We also used a modified version of the Coleman Methodology Score to assess the quality of the studies included. Each study is given a score based on 10 evaluation standards. A score ≥85 is considered excellent, 70 to 84 is considered good, 50 to 69 is considered moderate, and <50 is considered poor.
Statistical Analysis
Studies that reported postoperative IKDC scores, rerupture rates, and revision rates were included in the meta-analysis. For studies that reported a range instead of an SD for IKDC scores, the SD was estimated by using range divided by 4. Random-effects meta-analysis was utilized. 22 The inverse variance method was used for continuous outcomes, and the Mantel-Haenszel method was used for binary outcomes. The mean difference, along with 95% CI, was calculated for IKDC scores. For the rerupture and revision rates, odds ratios (ORs) and 95% CIs were calculated. Heterogeneity was examined using the I 2 statistic. A high I 2 (>50%) indicated that the studies were inconsistent in what they found. Low I 2 indicated that the studies were consistent with each other. (Version 3.6.3; R Core Team) was used for all statistical analysis. P < .05 was considered significant.
Results
A total of 9594 studies were identified in our initial search; of these, 9129 studies were removed per our study selection and eligibility criteria, leaving 465 studies for full-text review. After the full text was reviewed and assessed, 61 of the studies met all inclusion criteria; however, only 20 of these studies reported outcomes that were also reported in other studies included so that analysis could be performed (ie, 7 studies reported IKDC scores so that analysis could be performed, but only 1 study reported postoperative range of motion, which is why postoperative range of motion is not included in our analysis).
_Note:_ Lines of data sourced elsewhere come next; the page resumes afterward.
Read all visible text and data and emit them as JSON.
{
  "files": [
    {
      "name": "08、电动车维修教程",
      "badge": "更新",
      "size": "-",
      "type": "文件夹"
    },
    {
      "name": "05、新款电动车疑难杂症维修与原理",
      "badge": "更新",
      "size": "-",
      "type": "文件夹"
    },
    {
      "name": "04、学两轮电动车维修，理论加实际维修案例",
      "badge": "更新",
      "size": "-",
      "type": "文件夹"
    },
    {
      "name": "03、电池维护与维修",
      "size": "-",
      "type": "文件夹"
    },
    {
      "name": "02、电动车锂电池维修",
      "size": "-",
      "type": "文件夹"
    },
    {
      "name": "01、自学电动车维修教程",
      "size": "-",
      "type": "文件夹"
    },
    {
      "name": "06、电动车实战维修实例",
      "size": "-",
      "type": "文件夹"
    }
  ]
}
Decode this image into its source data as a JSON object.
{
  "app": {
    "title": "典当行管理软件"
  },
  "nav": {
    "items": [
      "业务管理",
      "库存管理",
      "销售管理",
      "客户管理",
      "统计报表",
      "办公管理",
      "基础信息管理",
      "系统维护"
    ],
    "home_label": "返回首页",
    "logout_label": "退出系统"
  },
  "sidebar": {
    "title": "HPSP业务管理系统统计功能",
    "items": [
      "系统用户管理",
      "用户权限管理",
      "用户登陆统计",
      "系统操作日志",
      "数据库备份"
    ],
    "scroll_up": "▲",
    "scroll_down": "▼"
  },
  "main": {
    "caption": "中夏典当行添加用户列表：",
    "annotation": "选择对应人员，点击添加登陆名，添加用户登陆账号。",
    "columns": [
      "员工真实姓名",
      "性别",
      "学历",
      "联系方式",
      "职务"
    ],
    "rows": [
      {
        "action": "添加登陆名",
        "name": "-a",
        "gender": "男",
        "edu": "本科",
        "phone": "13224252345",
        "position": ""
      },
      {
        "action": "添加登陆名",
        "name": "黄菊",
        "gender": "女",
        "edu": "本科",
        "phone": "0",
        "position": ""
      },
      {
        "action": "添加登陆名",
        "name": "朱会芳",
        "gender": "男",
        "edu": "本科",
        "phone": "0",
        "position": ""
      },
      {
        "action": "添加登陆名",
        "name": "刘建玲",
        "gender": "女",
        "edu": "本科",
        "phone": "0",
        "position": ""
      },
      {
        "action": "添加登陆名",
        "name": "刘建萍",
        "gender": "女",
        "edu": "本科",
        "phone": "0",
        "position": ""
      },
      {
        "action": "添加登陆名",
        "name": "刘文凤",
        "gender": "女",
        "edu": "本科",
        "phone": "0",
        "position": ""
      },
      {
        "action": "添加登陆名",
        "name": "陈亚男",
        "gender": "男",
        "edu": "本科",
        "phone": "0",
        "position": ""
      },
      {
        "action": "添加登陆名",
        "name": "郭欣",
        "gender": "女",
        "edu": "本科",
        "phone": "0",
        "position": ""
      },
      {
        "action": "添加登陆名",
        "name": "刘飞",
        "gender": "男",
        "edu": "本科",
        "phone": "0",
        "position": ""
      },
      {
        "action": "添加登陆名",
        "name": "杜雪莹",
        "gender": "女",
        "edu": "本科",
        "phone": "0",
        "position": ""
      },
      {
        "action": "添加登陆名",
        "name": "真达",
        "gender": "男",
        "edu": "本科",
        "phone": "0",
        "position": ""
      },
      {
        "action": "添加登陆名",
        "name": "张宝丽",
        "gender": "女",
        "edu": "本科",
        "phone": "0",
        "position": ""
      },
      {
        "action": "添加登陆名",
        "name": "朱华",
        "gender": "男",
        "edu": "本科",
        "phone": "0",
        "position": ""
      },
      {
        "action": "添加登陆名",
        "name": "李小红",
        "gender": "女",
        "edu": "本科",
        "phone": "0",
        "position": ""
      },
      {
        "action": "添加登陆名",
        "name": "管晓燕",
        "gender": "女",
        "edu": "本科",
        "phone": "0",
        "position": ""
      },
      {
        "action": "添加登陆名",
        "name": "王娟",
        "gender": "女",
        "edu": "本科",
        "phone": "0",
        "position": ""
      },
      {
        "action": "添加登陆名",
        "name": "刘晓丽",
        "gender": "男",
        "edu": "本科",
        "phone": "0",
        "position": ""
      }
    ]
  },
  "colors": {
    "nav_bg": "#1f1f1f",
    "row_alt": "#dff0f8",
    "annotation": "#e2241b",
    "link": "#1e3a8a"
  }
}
Other outcomes for which only 1 study reported sex-based differences were postoperative tibial slope, flexion and extension angles, maximum torque, KT-1000 arthrometer laxity, Tegner score, Lachman score, anterior drawer test, and limb symmetry index.
Of the 61 eligible studies, 20 (33%) reported data in their results in an extractable manner, separated by sex, and thus were included in the meta-analysis. # A total of 57,390 patients were included in these 20 studies (35,935 male, 21,455 female). Figure 1 denotes the study selection process.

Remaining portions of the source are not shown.